Germany Barely Skirts Recession in Muted Quarter for Euro Area
(Bloomberg) -- Germany’s economy stagnated at the end of 2018, trailing most of its peers in the euro area, and continued trade tensions mean any pickup in Europe’s powerhouse economy could be muted.
While the country narrowly avoided a recession, it fell to others to drive euro-area growth -- which came in at 0.2 percent in the fourth quarter. The Netherlands reported an expansion of 0.5 percent earlier on Thursday, and Portugal saw output rise 0.4 percent.
European equity investors looked past the weaker-than-expected German growth data, as did euro traders. The common currency was up 0.1 percent to $1.1274 at 12:29 Frankfurt time.
Economic signals at the start of 2019 haven’t been encouraging: disappointing numbers keep rolling in and a slew of institutions have downgraded their outlooks.

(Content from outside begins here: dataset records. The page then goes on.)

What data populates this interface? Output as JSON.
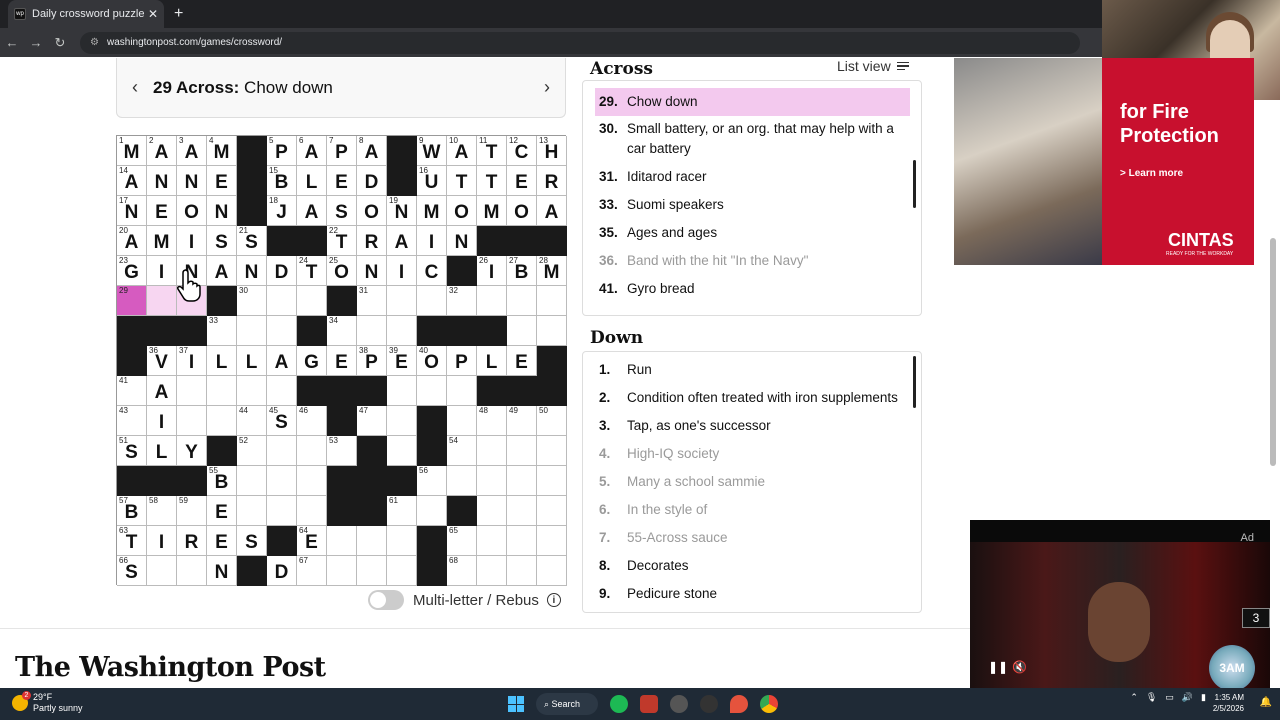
{
  "browser": {
    "tab_title": "Daily crossword puzzles free fr",
    "tab_favicon": "wp",
    "url": "washingtonpost.com/games/crossword/"
  },
  "clue_header": {
    "number_dir": "29 Across:",
    "text": "Chow down"
  },
  "grid": {
    "rows": [
      "MAAM#PAPA#WATCH",
      "ANNE#BLED#UTTER",
      "NEON#JASONMOMOA",
      "AMISS##TRAIN###",
      "GINANDTONIC#IBM",
      "...#...#.......",
      "###...#...###..",
      "#VILLAGEPEOPLE#",
      ".A....###...###",
      ".I...S.#..#....",
      "SLY#....#.#.....",
      "###B...###.....",
      "B..E...##..#...",
      "TIRES#E...#....",
      "S..N#D....#...."
    ],
    "numbers": [
      {
        "r": 0,
        "c": 0,
        "n": "1"
      },
      {
        "r": 0,
        "c": 1,
        "n": "2"
      },
      {
        "r": 0,
        "c": 2,
        "n": "3"
      },
      {
        "r": 0,
        "c": 3,
        "n": "4"
      },
      {
        "r": 0,
        "c": 5,
        "n": "5"
      },
      {
        "r": 0,
        "c": 6,
        "n": "6"
      },
      {
        "r": 0,
        "c": 7,
        "n": "7"
      },
      {
        "r": 0,
        "c": 8,
        "n": "8"
      },
      {
        "r": 0,
        "c": 10,
        "n": "9"
      },
      {
        "r": 0,
        "c": 11,
        "n": "10"
      },
      {
        "r": 0,
        "c": 12,
        "n": "11"
      },
      {
        "r": 0,
        "c": 13,
        "n": "12"
      },
      {
        "r": 0,
        "c": 14,
        "n": "13"
      },
      {
        "r": 1,
        "c": 0,
        "n": "14"
      },
      {
        "r": 1,
        "c": 5,
        "n": "15"
      },
      {
        "r": 1,
        "c": 10,
        "n": "16"
      },
      {
        "r": 2,
        "c": 0,
        "n": "17"
      },
      {
        "r": 2,
        "c": 5,
        "n": "18"
      },
      {
        "r": 2,
        "c": 9,
        "n": "19"
      },
      {
        "r": 3,
        "c": 0,
        "n": "20"
      },
      {
        "r": 3,
        "c": 4,
        "n": "21"
      },
      {
        "r": 3,
        "c": 7,
        "n": "22"
      },
      {
        "r": 4,
        "c": 0,
        "n": "23"
      },
      {
        "r": 4,
        "c": 6,
        "n": "24"
      },
      {
        "r": 4,
        "c": 7,
        "n": "25"
      },
      {
        "r": 4,
        "c": 12,
        "n": "26"
      },
      {
        "r": 4,
        "c": 13,
        "n": "27"
      },
      {
        "r": 4,
        "c": 14,
        "n": "28"
      },
      {
        "r": 5,
        "c": 0,
        "n": "29"
      },
      {
        "r": 5,
        "c": 4,
        "n": "30"
      },
      {
        "r": 5,
        "c": 8,
        "n": "31"
      },
      {
        "r": 5,
        "c": 11,
        "n": "32"
      },
      {
        "r": 6,
        "c": 3,
        "n": "33"
      },
      {
        "r": 6,
        "c": 7,
        "n": "34"
      },
      {
        "r": 6,
        "c": 11,
        "n": "35"
      },
      {
        "r": 7,
        "c": 1,
        "n": "36"
      },
      {
        "r": 7,
        "c": 2,
        "n": "37"
      },
      {
        "r": 7,
        "c": 8,
        "n": "38"
      },
      {
        "r": 7,
        "c": 9,
        "n": "39"
      },
      {
        "r": 7,
        "c": 10,
        "n": "40"
      },
      {
        "r": 8,
        "c": 0,
        "n": "41"
      },
      {
        "r": 8,
        "c": 7,
        "n": "42"
      },
      {
        "r": 9,
        "c": 0,
        "n": "43"
      },
      {
        "r": 9,
        "c": 4,
        "n": "44"
      },
      {
        "r": 9,
        "c": 5,
        "n": "45"
      },
      {
        "r": 9,
        "c": 6,
        "n": "46"
      },
      {
        "r": 9,
        "c": 8,
        "n": "47"
      },
      {
        "r": 9,
        "c": 12,
        "n": "48"
      },
      {
        "r": 9,
        "c": 13,
        "n": "49"
      },
      {
        "r": 9,
        "c": 14,
        "n": "50"
      },
      {
        "r": 10,
        "c": 0,
        "n": "51"
      },
      {
        "r": 10,
        "c": 4,
        "n": "52"
      },
      {
        "r": 10,
        "c": 7,
        "n": "53"
      },
      {
        "r": 10,
        "c": 11,
        "n": "54"
      },
      {
        "r": 11,
        "c": 3,
        "n": "55"
      },
      {
        "r": 11,
        "c": 10,
        "n": "56"
      },
      {
        "r": 12,
        "c": 0,
        "n": "57"
      },
      {
        "r": 12,
        "c": 1,
        "n": "58"
      },
      {
        "r": 12,
        "c": 2,
        "n": "59"
      },
      {
        "r": 12,
        "c": 8,
        "n": "60"
      },
      {
        "r": 12,
        "c": 9,
        "n": "61"
      },
      {
        "r": 12,
        "c": 11,
        "n": "62"
      },
      {
        "r": 13,
        "c": 0,
        "n": "63"
      },
      {
        "r": 13,
        "c": 6,
        "n": "64"
      },
      {
        "r": 13,
        "c": 11,
        "n": "65"
      },
      {
        "r": 14,
        "c": 0,
        "n": "66"
      },
      {
        "r": 14,
        "c": 6,
        "n": "67"
      },
      {
        "r": 14,
        "c": 11,
        "n": "68"
      }
    ],
    "selected": {
      "r": 5,
      "c": 0
    },
    "word_cells": [
      {
        "r": 5,
        "c": 1
      },
      {
        "r": 5,
        "c": 2
      }
    ]
  },
  "rebus_label": "Multi-letter / Rebus",
  "across": {
    "heading": "Across",
    "list_view": "List view",
    "clues": [
      {
        "n": "29.",
        "t": "Chow down",
        "state": "active"
      },
      {
        "n": "30.",
        "t": "Small battery, or an org. that may help with a car battery",
        "state": ""
      },
      {
        "n": "31.",
        "t": "Iditarod racer",
        "state": ""
      },
      {
        "n": "33.",
        "t": "Suomi speakers",
        "state": ""
      },
      {
        "n": "35.",
        "t": "Ages and ages",
        "state": ""
      },
      {
        "n": "36.",
        "t": "Band with the hit \"In the Navy\"",
        "state": "done"
      },
      {
        "n": "41.",
        "t": "Gyro bread",
        "state": ""
      }
    ]
  },
  "down": {
    "heading": "Down",
    "clues": [
      {
        "n": "1.",
        "t": "Run",
        "state": ""
      },
      {
        "n": "2.",
        "t": "Condition often treated with iron supplements",
        "state": ""
      },
      {
        "n": "3.",
        "t": "Tap, as one's successor",
        "state": ""
      },
      {
        "n": "4.",
        "t": "High-IQ society",
        "state": "done"
      },
      {
        "n": "5.",
        "t": "Many a school sammie",
        "state": "done"
      },
      {
        "n": "6.",
        "t": "In the style of",
        "state": "done"
      },
      {
        "n": "7.",
        "t": "55-Across sauce",
        "state": "done"
      },
      {
        "n": "8.",
        "t": "Decorates",
        "state": ""
      },
      {
        "n": "9.",
        "t": "Pedicure stone",
        "state": ""
      }
    ]
  },
  "ad": {
    "line1": "for Fire",
    "line2": "Protection",
    "learn": "> Learn more",
    "logo": "CINTAS",
    "tagline": "READY FOR THE WORKDAY"
  },
  "footer_logo": "The Washington Post",
  "video_ad": {
    "label": "Ad",
    "count": "3",
    "badge": "3AM"
  },
  "taskbar": {
    "temp": "29°F",
    "weather": "Partly sunny",
    "search": "Search",
    "time": "1:35 AM",
    "date": "2/5/2026"
  },
  "colors": {
    "selected_cell": "#d65bc0",
    "word_highlight": "#f7d6f1",
    "active_clue": "#f3c9ee",
    "ad_red": "#c8102e"
  }
}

Yet a better first quarter might still be in the cards. Economists forecast growth of 0.4 percent for Germany and the euro area as one-off inhibitors dissipate. Still, the full-year outlook depends on whether stabilizing trade and Chinese growth can revive industrial momentum.
Just last week the European Commission issued sweeping downward revisions for Germany and many of the euro area’s major economies. The region faces a daunting combination of weaker demand for its exports, the prospect of a messy divorce with the U.K., and protracted impact from political tensions in Italy and France.
|Country||Q4 GDP (% change)||Q3|
Germany’s economy was bolstered by domestic demand in the fourth quarter. Investment, particularly into buildings but also equipment, rose markedly. Government spending and private consumption rose, but there was no contribution from net trade.
According to economists at Bank of America Merrill Lynch, the current slowdown may prove temporary but relies on “accidents not happening.” That means a removal of U.S. threats to hike car import tariffs, a Brexit deal and stabilization of the Chinese economy.
Yet business concerns this time are more entrenched than they were during the last growth scare, and that alone could weigh on investment. A gauge for German manufacturing is signaling contraction, the Economy Ministry predicts the weak phase in industry will continue and Daimler AG is preparing a “comprehensive” cost-cutting program.
At the European Central Bank, policy makers have signaled they won’t rush in with additional stimulus. Officials decided to halt bond buying in December and are waiting to see how to economy evolves before deciding to raise interest rates.
The domestic euro-area economy remains “pretty strong,” according to Irish central-bank governor Philip Lane, who is set to replace Peter Praet as ECB chief economist in June.